The decision in the long-running and bitterly fought class action paves the way for an assessment of damages the government will now have to pay and was hailed as a major step toward reconciliation and healing.
The lawsuit launched eight years ago sought $1.3 billion on behalf of about 16,000 indigenous children in Ontario who claimed they were harmed by being placed in non-Aboriginal homes from 1965 to 1984 under terms of a federal-provincial agreement.
In siding with the plaintiffs, Ontario Superior Court Justice Edward Belobaba found Canada had breached its “duty of care” to the children. The judge also found that Ottawa breached part of the agreement that required consultation with aboriginal bands about the child-welfare program.
Belobaba was scathing about the government’s contention that consultation with the bands would have made little difference to the children.
“This is an odd and, frankly, insulting submission,” Belobaba wrote. “Canada appears to be saying that even if the extension of child welfare services to their reserves had been fully explained to the Indian bands and, if each band had been genuinely consulted about their concerns in this regard, that no meaningful advice or ideas would have been forthcoming.”
The decision has a big impact in the Hamilton area, home to a large urban indigenous population and on the boarder of Canada’s largest reserve, Six Nations.
“The ruling in this case re-affirms what indigenous people in Canada have known and felt all along,” said Rebecca Jamieson, president of Six Nations Polytechnic. “Recognizing and acknowledging the truth is an important step forward in Canada’s reconciliation process.”
“Our thoughts are with the ‘60s Scoop survivors today and we hope this ruling has provided them with some relief,” Jamieson added.
Belobaba rejected the government’s arguments that the 1960s were different times, and that it acted with good intentions in line with prevailing standards. As a result, the government insisted, it could not have known the harm that might have been done to the children.
“Canada’s submission misses the point,” Belobaba said. “The issue is not what was known in the 1960s about the harm of transracial adoption or the risk of abuse in the foster home.”

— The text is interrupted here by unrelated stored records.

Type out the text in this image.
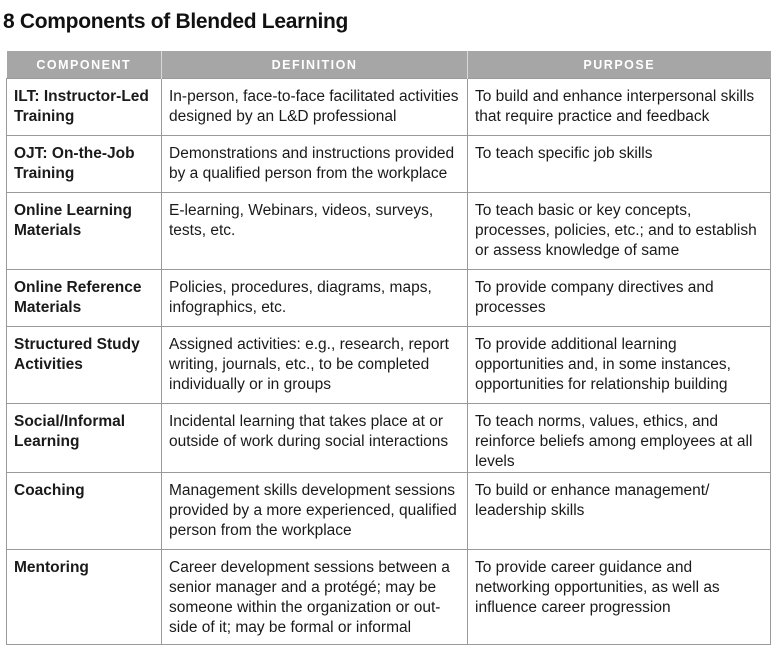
8 Components of Blended Learning
COMPONENT	DEFINITION	PURPOSE
ILT: Instructor-Led Training	In-person, face-to-face facilitated activities designed by an L&D professional	To build and enhance interpersonal skills that require practice and feedback
OJT: On-the-Job Training	Demonstrations and instructions provided by a qualified person from the workplace	To teach specific job skills
Online Learning Materials	E-learning, Webinars, videos, surveys, tests, etc.	To teach basic or key concepts, processes, policies, etc.; and to establish or assess knowledge of same
Online Reference Materials	Policies, procedures, diagrams, maps, infographics, etc.	To provide company directives and processes
Structured Study Activities	Assigned activities: e.g., research, report writing, journals, etc., to be completed individually or in groups	To provide additional learning opportunities and, in some instances, opportunities for relationship building
Social/Informal Learning	Incidental learning that takes place at or outside of work during social interactions	To teach norms, values, ethics, and reinforce beliefs among employees at all levels
Coaching	Management skills development sessions provided by a more experienced, qualified person from the workplace	To build or enhance management/ leadership skills
Mentoring	Career development sessions between a senior manager and a protégé; may be someone within the organization or out-side of it; may be formal or informal	To provide career guidance and networking opportunities, as well as influence career progression
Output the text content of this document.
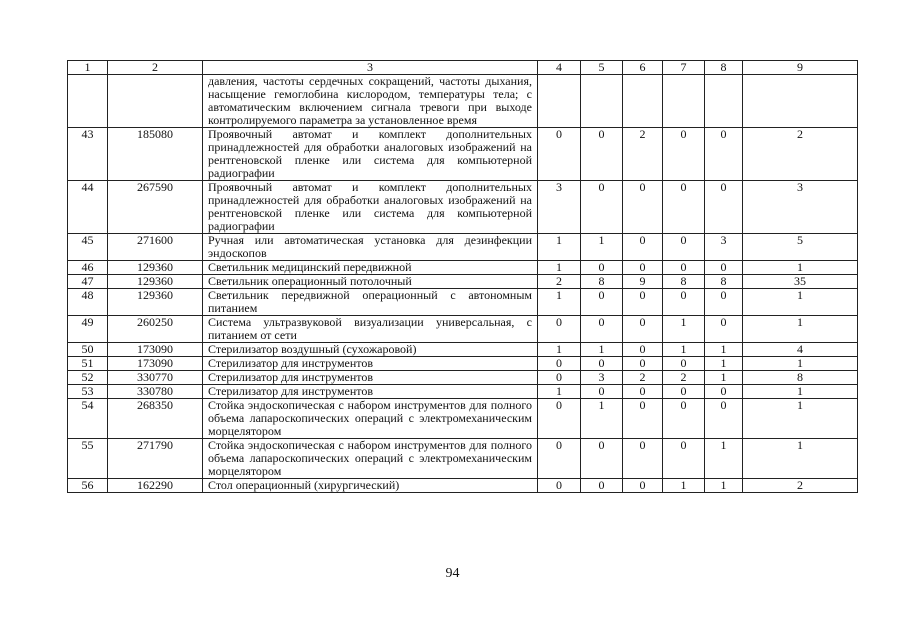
1	2	3	4	5	6	7	8	9
		давления, частоты сердечных сокращений, частоты дыхания, насыщение гемоглобина кислородом, температуры тела; с автоматическим включением сигнала тревоги при выходе контролируемого параметра за установленное время						
43	185080	Проявочный автомат и комплект дополнительных принадлежностей для обработки аналоговых изображений на рентгеновской пленке или система для компьютерной радиографии	0	0	2	0	0	2
44	267590	Проявочный автомат и комплект дополнительных принадлежностей для обработки аналоговых изображений на рентгеновской пленке или система для компьютерной радиографии	3	0	0	0	0	3
45	271600	Ручная или автоматическая установка для дезинфекции эндоскопов	1	1	0	0	3	5
46	129360	Светильник медицинский передвижной	1	0	0	0	0	1
47	129360	Светильник операционный потолочный	2	8	9	8	8	35
48	129360	Светильник передвижной операционный с автономным питанием	1	0	0	0	0	1
49	260250	Система ультразвуковой визуализации универсальная, с питанием от сети	0	0	0	1	0	1
50	173090	Стерилизатор воздушный (сухожаровой)	1	1	0	1	1	4
51	173090	Стерилизатор для инструментов	0	0	0	0	1	1
52	330770	Стерилизатор для инструментов	0	3	2	2	1	8
53	330780	Стерилизатор для инструментов	1	0	0	0	0	1
54	268350	Стойка эндоскопическая с набором инструментов для полного объема лапароскопических операций с электромеханическим морцелятором	0	1	0	0	0	1
55	271790	Стойка эндоскопическая с набором инструментов для полного объема лапароскопических операций с электромеханическим морцелятором	0	0	0	0	1	1
56	162290	Стол операционный (хирургический)	0	0	0	1	1	2
94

Instead, the justice said, there could be “no doubt” that what was well known even then was the importance to First Nations peoples of protecting and preserving their distinctive cultures and traditions, including their concept of extended family. The lead plaintiff in the Ontario action, Marcia Brown Martel, 53, a member of the Temagami First Nation near Kirkland Lake, was adopted by a non-Aboriginal couple in 1972 at age nine. She later discovered the Canadian government had declared her original identity dead.
“I feel like a great weight has been lifted from my heart,” Brown Martel said in a statement. “Our voices were finally heard and listened to. Our pain was acknowledged.”
In Ottawa, Indigenous Affairs Minister Carolyn Bennett said the government would “absolutely not” appeal the ruling, but she also suggested more than money was at stake.
The Liberal government indicated last week it was going to try to block Belobaba from releasing his ruling after Bennett announced an intention to negotiate with ‘60s Scoop survivors across the country.
’60s Scoop survivors at a Toronto courthouse in August 2016.